Maurice RAVEL (1875 – 1937)

L’ENFANT ET LES SORTILEGES

Fantaisie lyrique en 2 parties, Livret de Colette
Transcription et préparation musicale, Didier Puntos

Mise en scène, Patrice Caurier et Moshe Leiser
Décors, Christian Rätz
Costumes, Patrice Caurier
Lumière, Christophe Forey
Assistante aux costumes, Patricia Nail

Le fauteuil, l’arbre, Thomas Dolié
Le feu, la Pastourelle, le Rossignol, la Chouette, Kareen Durand
La Mère, la Tasse, la Libellule, Delphine Galou
L’Horloge, le Chat, Simon Jaunin
L’Enfant, Gaële Le Roi
La Théière, la Rainette, le Petit Vieillard, Jean-Louis Meunier
La Bergère, le Pâtre, la Chatte, l’Ecureuil, Sandrine Sutter
La Princesse, la Chauve-souris, Katia Velletaz

Piano à quatre mains, Didier Puntos et Frédéric Jouannais
Flûtes, José-Daniel Castellon
Violoncelle, Valérie Dulac

Paris, Athénée Théâtre Louis-Jouvet,
le 16 novembre 2007, 20h00

Monde de brutes !


Cinquante minutes… La durée de L’enfant et les sortilèges pourrait laisser croire à un opéra de poche. Il n’en est rien ; au contraire, la fantaisie lyrique de Maurice Ravel brille par une orchestration rutilante, qui aux instruments usuels, utilisés dans des proportions symphoniques, ajoute une ribambelle de percussions, certaines insolites comme l’Eoliphone ou le Luthéal (1). Les dimensions réduites de la salle de l’Athénée ne sauraient accueillir un tel effectif et obligent à recourir à la version écrite sur mesure par Didier Puntos en 1989 pour l’Atelier d’interprétation vocale de l’Opéra National de Lyon.

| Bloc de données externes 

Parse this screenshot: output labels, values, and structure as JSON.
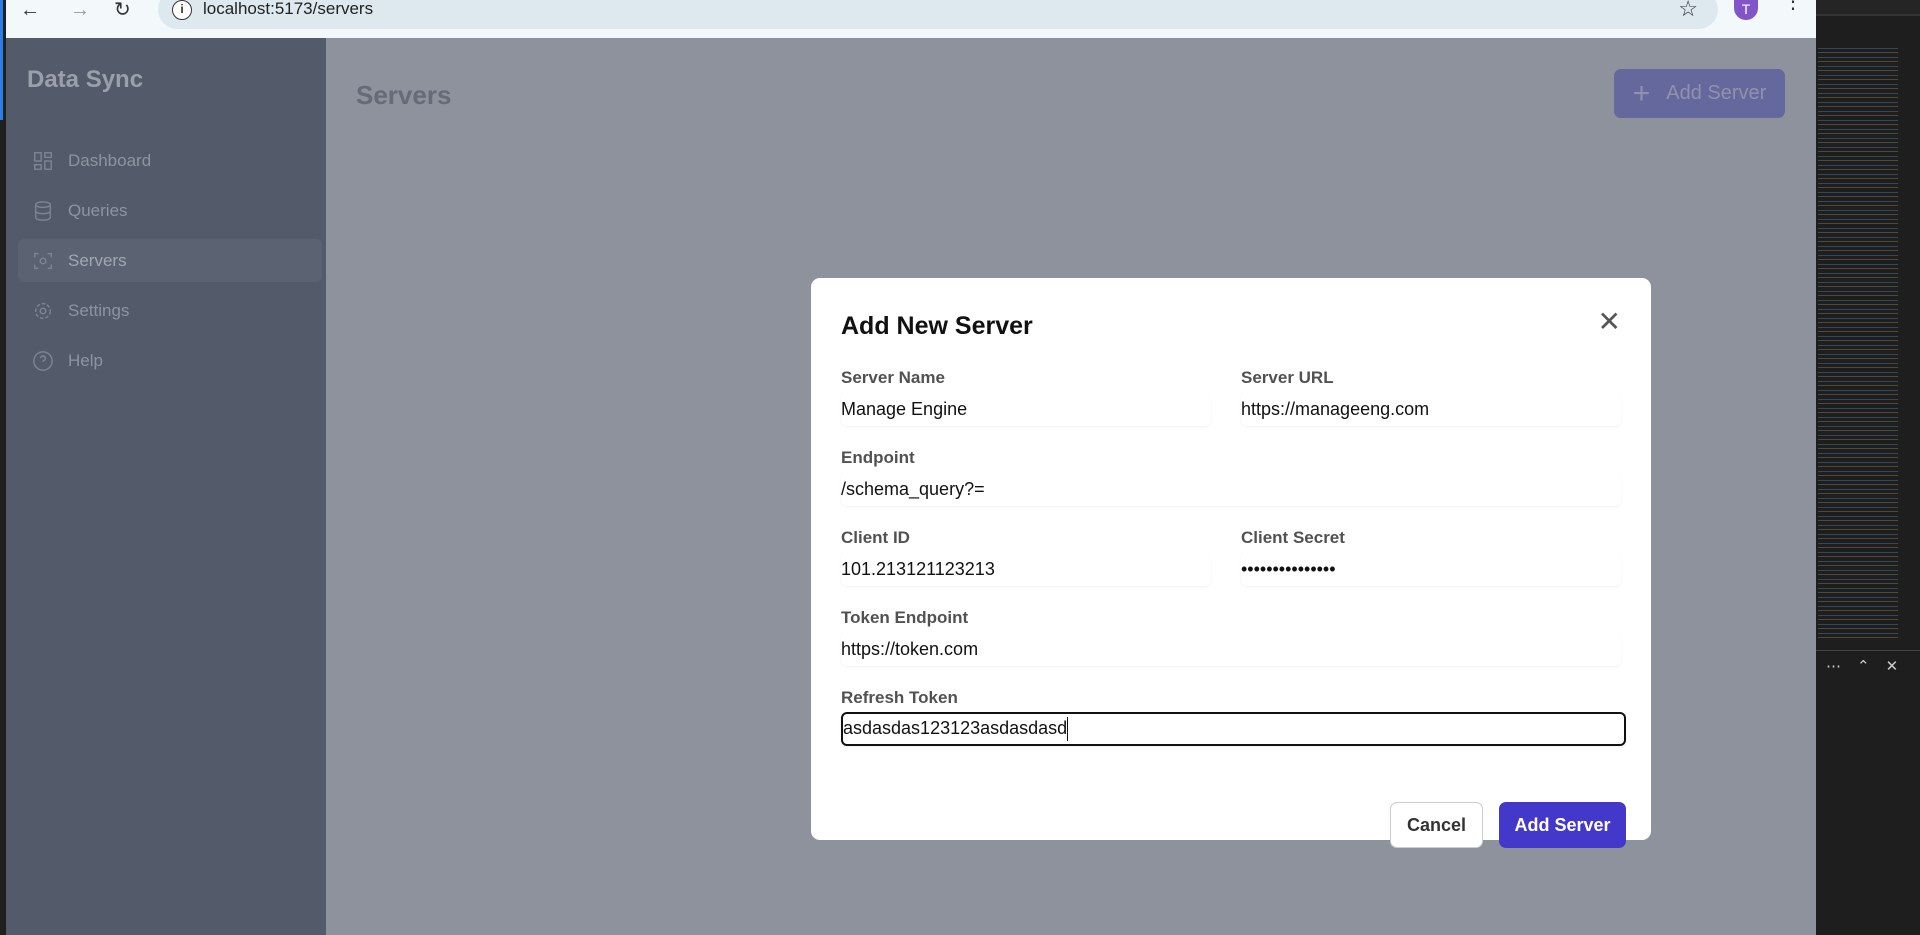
{
  "browser": {
    "url": "localhost:5173/servers",
    "avatar_initial": "T"
  },
  "sidebar": {
    "brand": "Data Sync",
    "items": [
      {
        "label": "Dashboard"
      },
      {
        "label": "Queries"
      },
      {
        "label": "Servers"
      },
      {
        "label": "Settings"
      },
      {
        "label": "Help"
      }
    ]
  },
  "main": {
    "title": "Servers",
    "add_button": "Add Server"
  },
  "modal": {
    "title": "Add New Server",
    "fields": {
      "server_name": {
        "label": "Server Name",
        "value": "Manage Engine"
      },
      "server_url": {
        "label": "Server URL",
        "value": "https://manageeng.com"
      },
      "endpoint": {
        "label": "Endpoint",
        "value": "/schema_query?="
      },
      "client_id": {
        "label": "Client ID",
        "value": "101.213121123213"
      },
      "client_secret": {
        "label": "Client Secret",
        "value": "•••••••••••••••"
      },
      "token_endpoint": {
        "label": "Token Endpoint",
        "value": "https://token.com"
      },
      "refresh_token": {
        "label": "Refresh Token",
        "value": "asdasdas123123asdasdasd"
      }
    },
    "cancel": "Cancel",
    "submit": "Add Server"
  },
  "colors": {
    "accent": "#4338ca",
    "sidebar": "#535a69",
    "overlay": "#8e929d"
  }
}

Elaborée à partir de quatre musiciens autour de trois modes de jeu instrumentaux – le clavier, le souffle et l’archet – elle réussit le tour de force de préserver par une combinaison de sonorités inhabituelles la magie de l’écriture ravélienne. C’est déjà beaucoup. On est surpris par la manière dont la scansion du piano, la poésie de la flûte et la chaleur vibrante du violoncelle, toutes ensemble mêlées, parviennent à restituer la palette de sentiments qui agitent l’œuvre : nostalgie, humour, tendresse, ironie, sarcasme, etc. Le plus difficile reste ensuite d’assembler le puzzle, trouver le fil qui réunit ces miniatures tracées au pinceau de soie.
Les quatre instrumentistes – dont Didier Puntos- se connaissent bien. Ils ont tous transité par Lyon et participé aux représentations angevines et nantaises de cette même production en 2006 ; cela s’entend. Ils savent justement assurer la transition entre les ambiances et les rythmes, fondre les couleurs, unifier la pâte pour donner à la matière suffisamment de consistance jusqu’à la rendre parfois opaque. Ils partagent le même sens du mystère, la même vision de l’ouvrage, un peu sombre. L’ensemble sonne moins capricieux, moins volubile et enchanteur qu’à l’habitude mais plus angoissant, dès les premières mesures quand le visage de l’enfant – Gaële Le Roi particulièrement expressive – apparaît à travers une fenêtre aménagée dans le rideau, comme un prisonnier derrière ses barreaux.
En revanche, il y a aussi dans L’enfant et les sortilèges un foisonnement mélodique et une dimension parodique – l’ouvrage a été imaginé par Ravel et Colette comme un pied de nez à l’opéra – que la transcription rend moins évidents.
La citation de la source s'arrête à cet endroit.